You hear a song you like in a bar, at the gym, at the grocery store. You whip out your phone, but instead of merely seeing the artist and title of that particular recording, you get the song’s entire DNA, as revealed through its samples, its cover history, its remixes. You can instantly listen to the original tracks that built the music you love and save them to your subscription streaming account.
This is what WhoSampled’s mobile app (iOS and Android) can now do. It takes music recognition to the next level using its proprietary crowdsourced database. Over the course of a decade, this database has gathered the largest set of accurate and passionately vetted data on samples, remixes, and cover versions.
“We had always dreamed of adding these features from the moment we launched the app six years ago,” explains WhoSampled’s CEO Nadav Poraz. “You can identify the song playing around you, then dig deeper and find out what other song was sampled in the song you’re hearing. For example, the chorus or riff might sound familiar but not from the song that is playing, it’s from somewhere else. Other music recognition apps will tell you the name of the song you’re hearing, but WhoSampled is the only app that will give you the answer you’re looking for, allow you to understand the origins of the composition and reveal the other recordings that sampled it.”
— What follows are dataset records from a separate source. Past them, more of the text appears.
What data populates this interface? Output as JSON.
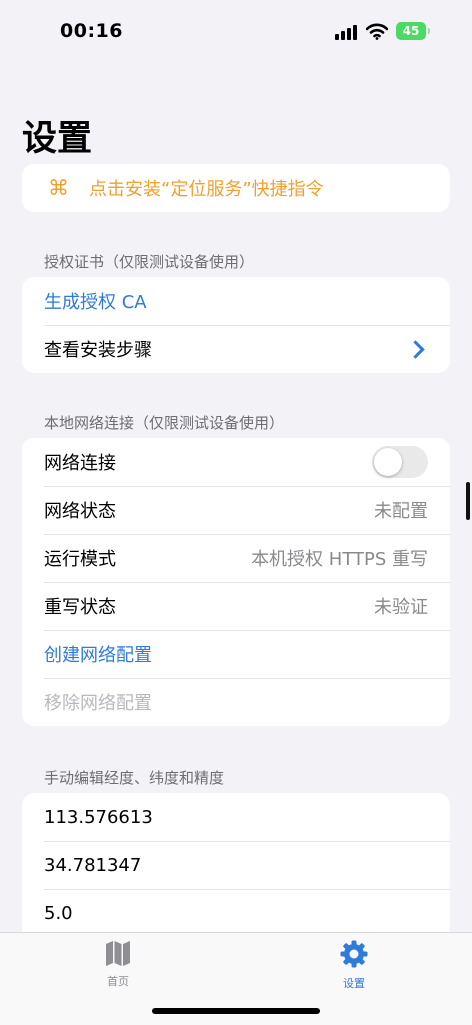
{
  "status_bar": {
    "time": "00:16",
    "battery": "45"
  },
  "page_title": "设置",
  "shortcut": {
    "icon": "command-icon",
    "label": "点击安装“定位服务”快捷指令"
  },
  "cert_section": {
    "header": "授权证书（仅限测试设备使用）",
    "generate_ca": "生成授权 CA",
    "view_steps": "查看安装步骤"
  },
  "network_section": {
    "header": "本地网络连接（仅限测试设备使用）",
    "connection_label": "网络连接",
    "connection_on": false,
    "status_label": "网络状态",
    "status_value": "未配置",
    "mode_label": "运行模式",
    "mode_value": "本机授权 HTTPS 重写",
    "rewrite_label": "重写状态",
    "rewrite_value": "未验证",
    "create_config": "创建网络配置",
    "remove_config": "移除网络配置"
  },
  "manual_section": {
    "header": "手动编辑经度、纬度和精度",
    "longitude": "113.576613",
    "latitude": "34.781347",
    "accuracy": "5.0"
  },
  "tabs": [
    {
      "label": "首页",
      "icon": "map-icon",
      "active": false
    },
    {
      "label": "设置",
      "icon": "gear-icon",
      "active": true
    }
  ],
  "colors": {
    "accent": "#2f7bd9",
    "orange": "#f0a030",
    "battery": "#4cd964"
  }
}
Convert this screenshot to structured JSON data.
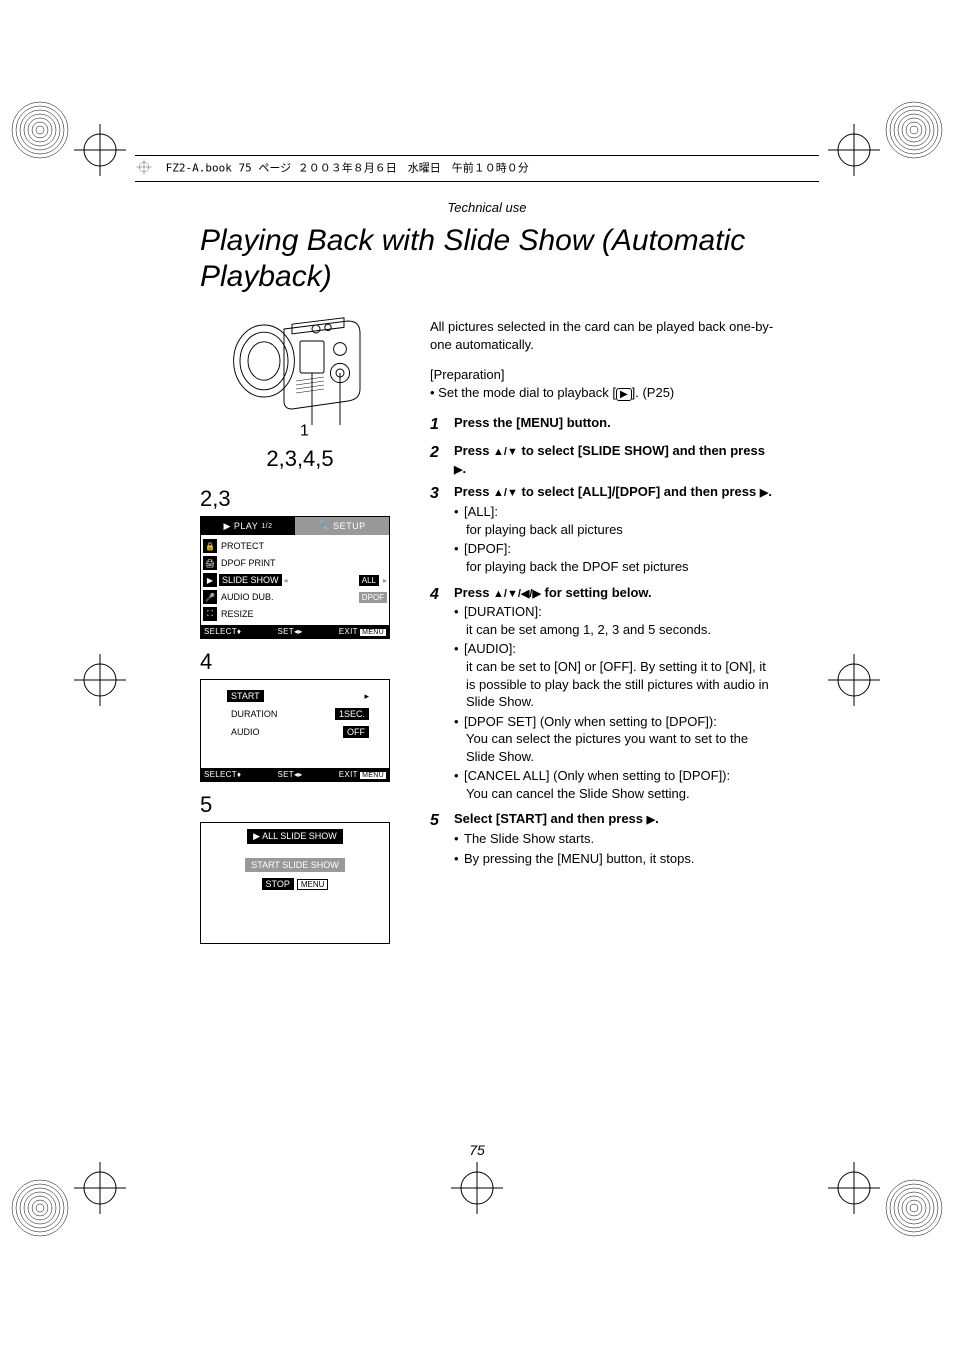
{
  "header": "FZ2-A.book  75 ページ  ２００３年８月６日　水曜日　午前１０時０分",
  "section": "Technical use",
  "title": "Playing Back with Slide Show (Automatic Playback)",
  "camera": {
    "callout1": "1",
    "callout2": "2,3,4,5"
  },
  "menuBlocks": {
    "b1_label": "2,3",
    "b2_label": "4",
    "b3_label": "5"
  },
  "lcd1": {
    "tab1_label": "PLAY",
    "tab1_frac": "1/2",
    "tab2_label": "SETUP",
    "r1": "PROTECT",
    "r2": "DPOF PRINT",
    "r3": "SLIDE SHOW",
    "r3v1": "ALL",
    "r4": "AUDIO DUB.",
    "r4v": "DPOF",
    "r5": "RESIZE",
    "f1": "SELECT",
    "f2": "SET",
    "f3": "EXIT",
    "f4": "MENU"
  },
  "lcd2": {
    "r1": "START",
    "r2": "DURATION",
    "r2v": "1SEC.",
    "r3": "AUDIO",
    "r3v": "OFF",
    "f1": "SELECT",
    "f2": "SET",
    "f3": "EXIT",
    "f4": "MENU"
  },
  "lcd3": {
    "l1": "ALL SLIDE SHOW",
    "l2": "START SLIDE SHOW",
    "l3a": "STOP",
    "l3b": "MENU"
  },
  "intro": "All pictures selected in the card can be played back one-by-one automatically.",
  "prep_label": "[Preparation]",
  "prep_text": "• Set the mode dial to playback [",
  "prep_text2": "]. (P25)",
  "steps": {
    "s1": "Press the [MENU] button.",
    "s2a": "Press ",
    "s2b": " to select [SLIDE SHOW] and then press ",
    "s2c": ".",
    "s3a": "Press ",
    "s3b": " to select [ALL]/[DPOF] and then press ",
    "s3c": ".",
    "s3_all_label": "[ALL]:",
    "s3_all_text": "for playing back all pictures",
    "s3_dpof_label": "[DPOF]:",
    "s3_dpof_text": "for playing back the DPOF set pictures",
    "s4a": "Press ",
    "s4b": " for setting below.",
    "s4_dur_label": "[DURATION]:",
    "s4_dur_text": "it can be set among 1, 2, 3 and 5 seconds.",
    "s4_aud_label": "[AUDIO]:",
    "s4_aud_text": "it can be set to [ON] or [OFF]. By setting it to [ON], it is possible to play back the still pictures with audio in Slide Show.",
    "s4_ds_label": "[DPOF SET] (Only when setting to [DPOF]):",
    "s4_ds_text": "You can select the pictures you want to set to the Slide Show.",
    "s4_ca_label": "[CANCEL ALL] (Only when setting to [DPOF]):",
    "s4_ca_text": "You can cancel the Slide Show setting.",
    "s5a": "Select [START] and then press ",
    "s5b": ".",
    "s5_t1": "The Slide Show starts.",
    "s5_t2": "By pressing the [MENU] button, it stops."
  },
  "pageNumber": "75"
}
The new version of the app (available in stores June 28, 2018) is a natural extension of WhoSampled and its passion for music discovery. What started out as a passion project grew into an obsession for 20,000 devoted contributors. Co-founded by Poraz, a software developer who got into funk and soul thanks to a teenage love of hip hop, the site started out with two hundred entries in a database. It now lists over half a million songs and has become a wildly popular hub for fans of club music, hip hop and other music genres to go deep into the history of the music they love.
“Our data would have been impossible to gather or deal with algorithmically,” explains Poraz. “It’s all created manually and vetted by humans. That makes it incredibly valuable and helpful in figuring out hundreds of thousands of samples and how they are all connected.”
WhoSampled’s new app functionality promises fans better discovery and more fun, with features that are unique to the mobile app and cannot be implemented via a website. “The WhoSampled website has a lot of richness and data, but it’s not personalized,” says Poraz. “The app is personalized to your taste and automatically surfaces the connections for the music you already love. It’s another strong starting point to discover more music to enjoy.”
The app should draw new users to the joy of WhoSampled’s infamous rabbit holes and keep faithful fans as engaged as ever. “For whatever reason, if there’s a good sample in something, it’s much better than a song that doesn’t have one. It’s somehow fundamental,” Poraz reflects. “And when there’s a good sample in a great song, you can get to know both songs, understanding the evolution thanks to what we do. I do it myself, all the time. It’s endless. It’s just magical.”
The update is available now for both iPhone and Android. The music recognition feature is available as an in-app annual subscription for $9.99 USD per year.